핵심 개념
Combining few-shot learning and object detection techniques to rapidly adapt to novel objects with limited annotated samples.
초록
The content discusses the research advances and challenges in the field of few-shot object detection (FSOD). It first introduces the background and definition of FSOD, emphasizing its potential value in advancing the field of computer vision.
The paper then proposes a novel taxonomy for FSOD methods, classifying them into two broad categories: episode-task-based and single-task-based, based on the concept of transfer learning.
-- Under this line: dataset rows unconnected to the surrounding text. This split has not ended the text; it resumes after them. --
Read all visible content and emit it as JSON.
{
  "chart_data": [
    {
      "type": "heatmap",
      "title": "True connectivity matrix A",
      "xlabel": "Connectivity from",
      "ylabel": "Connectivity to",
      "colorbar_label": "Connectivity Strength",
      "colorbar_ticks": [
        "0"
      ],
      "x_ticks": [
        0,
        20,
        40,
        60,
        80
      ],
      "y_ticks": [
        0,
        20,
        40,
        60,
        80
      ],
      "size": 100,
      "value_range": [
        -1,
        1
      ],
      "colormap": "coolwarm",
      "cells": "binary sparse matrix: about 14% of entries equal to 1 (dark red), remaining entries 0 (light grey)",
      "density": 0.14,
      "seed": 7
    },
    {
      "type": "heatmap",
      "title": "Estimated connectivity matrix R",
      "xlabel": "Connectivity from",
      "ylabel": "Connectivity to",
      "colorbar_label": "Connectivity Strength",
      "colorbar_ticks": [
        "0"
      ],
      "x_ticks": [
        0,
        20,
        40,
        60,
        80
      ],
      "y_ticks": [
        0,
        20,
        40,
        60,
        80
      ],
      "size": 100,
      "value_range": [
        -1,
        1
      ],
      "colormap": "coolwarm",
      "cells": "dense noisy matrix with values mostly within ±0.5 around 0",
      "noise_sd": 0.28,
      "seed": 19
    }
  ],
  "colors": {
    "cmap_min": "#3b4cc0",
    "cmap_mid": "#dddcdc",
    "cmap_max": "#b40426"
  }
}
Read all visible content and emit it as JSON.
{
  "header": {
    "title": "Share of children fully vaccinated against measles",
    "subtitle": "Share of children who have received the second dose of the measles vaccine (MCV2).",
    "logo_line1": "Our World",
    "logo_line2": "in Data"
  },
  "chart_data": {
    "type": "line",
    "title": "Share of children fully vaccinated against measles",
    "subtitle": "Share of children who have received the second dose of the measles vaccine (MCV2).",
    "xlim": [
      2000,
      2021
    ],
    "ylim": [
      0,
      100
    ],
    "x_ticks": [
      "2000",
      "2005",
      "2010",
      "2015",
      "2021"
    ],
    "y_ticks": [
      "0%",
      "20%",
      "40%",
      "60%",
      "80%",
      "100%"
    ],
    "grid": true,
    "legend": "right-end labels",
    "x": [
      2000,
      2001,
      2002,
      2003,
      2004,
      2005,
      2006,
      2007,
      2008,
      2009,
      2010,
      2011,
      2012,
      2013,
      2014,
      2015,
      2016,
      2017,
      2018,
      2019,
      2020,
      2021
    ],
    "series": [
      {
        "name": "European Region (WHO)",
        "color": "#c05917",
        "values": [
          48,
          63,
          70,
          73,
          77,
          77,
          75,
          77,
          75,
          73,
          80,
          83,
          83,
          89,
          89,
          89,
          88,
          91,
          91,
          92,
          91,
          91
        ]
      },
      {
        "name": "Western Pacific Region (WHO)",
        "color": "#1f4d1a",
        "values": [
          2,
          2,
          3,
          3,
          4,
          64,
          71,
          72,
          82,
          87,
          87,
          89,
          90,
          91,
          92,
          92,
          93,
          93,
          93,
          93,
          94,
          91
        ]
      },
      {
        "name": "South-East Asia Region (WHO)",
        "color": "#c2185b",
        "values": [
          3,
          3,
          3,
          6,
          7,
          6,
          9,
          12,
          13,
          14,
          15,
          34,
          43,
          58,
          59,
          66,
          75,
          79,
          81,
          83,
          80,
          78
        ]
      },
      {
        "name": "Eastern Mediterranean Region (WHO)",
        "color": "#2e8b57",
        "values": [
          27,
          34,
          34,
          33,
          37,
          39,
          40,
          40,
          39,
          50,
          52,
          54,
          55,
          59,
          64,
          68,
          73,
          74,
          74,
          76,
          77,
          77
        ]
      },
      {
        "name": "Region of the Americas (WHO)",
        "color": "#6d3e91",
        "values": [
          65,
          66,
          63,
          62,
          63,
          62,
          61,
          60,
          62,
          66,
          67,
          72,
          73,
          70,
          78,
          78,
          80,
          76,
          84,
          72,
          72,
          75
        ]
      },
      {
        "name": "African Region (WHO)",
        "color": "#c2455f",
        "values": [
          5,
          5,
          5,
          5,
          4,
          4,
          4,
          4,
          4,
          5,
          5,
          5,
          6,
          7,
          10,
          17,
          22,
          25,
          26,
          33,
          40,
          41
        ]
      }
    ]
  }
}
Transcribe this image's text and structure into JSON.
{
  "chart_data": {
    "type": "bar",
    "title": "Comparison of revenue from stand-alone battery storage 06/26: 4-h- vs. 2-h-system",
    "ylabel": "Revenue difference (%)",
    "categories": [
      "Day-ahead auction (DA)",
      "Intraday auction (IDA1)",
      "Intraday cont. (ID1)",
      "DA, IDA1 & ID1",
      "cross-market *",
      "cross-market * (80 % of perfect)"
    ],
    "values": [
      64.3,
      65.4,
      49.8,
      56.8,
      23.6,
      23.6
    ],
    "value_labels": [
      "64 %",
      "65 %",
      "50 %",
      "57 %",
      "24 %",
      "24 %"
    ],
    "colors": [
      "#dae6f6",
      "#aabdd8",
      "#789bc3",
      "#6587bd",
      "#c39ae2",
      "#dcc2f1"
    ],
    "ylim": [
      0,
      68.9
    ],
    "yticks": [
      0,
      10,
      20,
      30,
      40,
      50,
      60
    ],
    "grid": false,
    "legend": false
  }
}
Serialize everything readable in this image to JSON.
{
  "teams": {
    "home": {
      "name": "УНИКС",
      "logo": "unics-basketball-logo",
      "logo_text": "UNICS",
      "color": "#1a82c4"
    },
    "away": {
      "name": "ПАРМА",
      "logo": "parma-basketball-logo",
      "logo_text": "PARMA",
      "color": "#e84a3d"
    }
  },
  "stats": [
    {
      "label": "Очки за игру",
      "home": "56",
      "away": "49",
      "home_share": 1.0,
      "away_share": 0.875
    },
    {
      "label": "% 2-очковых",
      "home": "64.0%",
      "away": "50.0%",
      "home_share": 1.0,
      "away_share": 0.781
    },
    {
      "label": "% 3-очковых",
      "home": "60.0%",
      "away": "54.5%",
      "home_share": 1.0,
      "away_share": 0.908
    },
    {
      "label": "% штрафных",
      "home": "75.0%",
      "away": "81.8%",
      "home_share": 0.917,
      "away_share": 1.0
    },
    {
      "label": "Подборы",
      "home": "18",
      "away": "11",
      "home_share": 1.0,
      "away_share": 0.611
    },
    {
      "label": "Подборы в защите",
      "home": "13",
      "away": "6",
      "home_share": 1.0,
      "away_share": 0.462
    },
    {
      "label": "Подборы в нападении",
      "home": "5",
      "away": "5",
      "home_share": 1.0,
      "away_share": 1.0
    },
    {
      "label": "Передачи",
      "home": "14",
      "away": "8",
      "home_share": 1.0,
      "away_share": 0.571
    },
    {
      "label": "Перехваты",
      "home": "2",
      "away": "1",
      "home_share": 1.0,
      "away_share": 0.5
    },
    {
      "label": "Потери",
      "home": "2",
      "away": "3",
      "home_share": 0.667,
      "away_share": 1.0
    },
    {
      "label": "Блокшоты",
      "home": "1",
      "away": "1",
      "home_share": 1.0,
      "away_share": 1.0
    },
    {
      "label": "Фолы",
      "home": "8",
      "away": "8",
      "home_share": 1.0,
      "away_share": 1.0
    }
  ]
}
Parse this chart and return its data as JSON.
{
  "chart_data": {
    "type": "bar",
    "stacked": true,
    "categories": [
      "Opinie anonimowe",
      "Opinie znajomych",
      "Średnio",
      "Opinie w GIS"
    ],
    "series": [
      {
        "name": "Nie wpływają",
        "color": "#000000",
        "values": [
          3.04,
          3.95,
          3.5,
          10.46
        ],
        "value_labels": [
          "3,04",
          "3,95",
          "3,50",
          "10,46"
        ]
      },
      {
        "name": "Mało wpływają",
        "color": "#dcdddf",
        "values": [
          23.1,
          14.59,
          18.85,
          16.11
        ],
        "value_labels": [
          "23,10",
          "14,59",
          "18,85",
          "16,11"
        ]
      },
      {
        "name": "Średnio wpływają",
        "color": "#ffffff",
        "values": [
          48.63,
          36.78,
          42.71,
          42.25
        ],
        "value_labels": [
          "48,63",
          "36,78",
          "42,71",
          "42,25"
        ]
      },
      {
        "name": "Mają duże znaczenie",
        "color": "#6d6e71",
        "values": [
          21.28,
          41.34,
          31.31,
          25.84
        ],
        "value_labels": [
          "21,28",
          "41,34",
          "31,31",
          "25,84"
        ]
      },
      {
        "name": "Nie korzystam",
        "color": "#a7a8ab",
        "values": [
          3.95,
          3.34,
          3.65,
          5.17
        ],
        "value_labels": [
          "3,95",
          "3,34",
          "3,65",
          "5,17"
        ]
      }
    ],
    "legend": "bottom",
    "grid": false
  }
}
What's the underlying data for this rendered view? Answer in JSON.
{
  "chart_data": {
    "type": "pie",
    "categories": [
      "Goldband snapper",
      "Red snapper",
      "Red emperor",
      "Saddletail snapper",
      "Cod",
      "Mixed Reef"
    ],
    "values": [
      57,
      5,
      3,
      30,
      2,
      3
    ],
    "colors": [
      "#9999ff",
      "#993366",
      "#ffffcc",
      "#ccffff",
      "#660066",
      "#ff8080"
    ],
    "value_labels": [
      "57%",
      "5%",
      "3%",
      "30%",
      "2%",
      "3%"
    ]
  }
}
It then comprehensively surveys the remarkable FSOD algorithms under this taxonomy, highlighting their motivations and solutions.
Episode-task-based methods follow the principle of meta-learning, dividing the detection task into a series of episode tasks with few-shot samples to assist the model in rapidly adapting to the detection task in the data-scarcity scenario. Single-task-based methods directly transfer the original or fine-tuned parameters of the base model to the novel stage and then fine-tune the few-shot detection task in the novel stage.
The paper discusses the advantages and limitations of these FSOD algorithms, summarizing the challenges, potential research directions, and development trends of object detection in the data scarcity scenario.
통계
"Object detection as a subfield within computer vision has achieved remarkable progress, which aims to accurately identify and locate a specific object from images or videos."
"Fortunately, few-shot learning (FSL) researchers found that even the children who had already learned the knowledge of a dog could learn the concept of a wolf with only a few samples."
"Mainstream FSOD methods borrow ideas from few-shot learning to train the detection network in the data-scarcity scenarios with the help of the prior knowledge learned in the well-annotated base class."
인용구
"Combining FSL with object detection for few-shot object detection (FSOD) is a promising research field, which enables the model to quickly adapt to a few-shot number of annotated objects without weakening the performance."
"All FSOD models that are trained from the base to the novel stage follow the concept of transfer learning."
"Compared with only training Cnovel, G-FSOD is a more comprehensive and balanced detection approach by considering both base and novel classes, addressing the class imbalance, and evaluating the model's performance on a unified test set."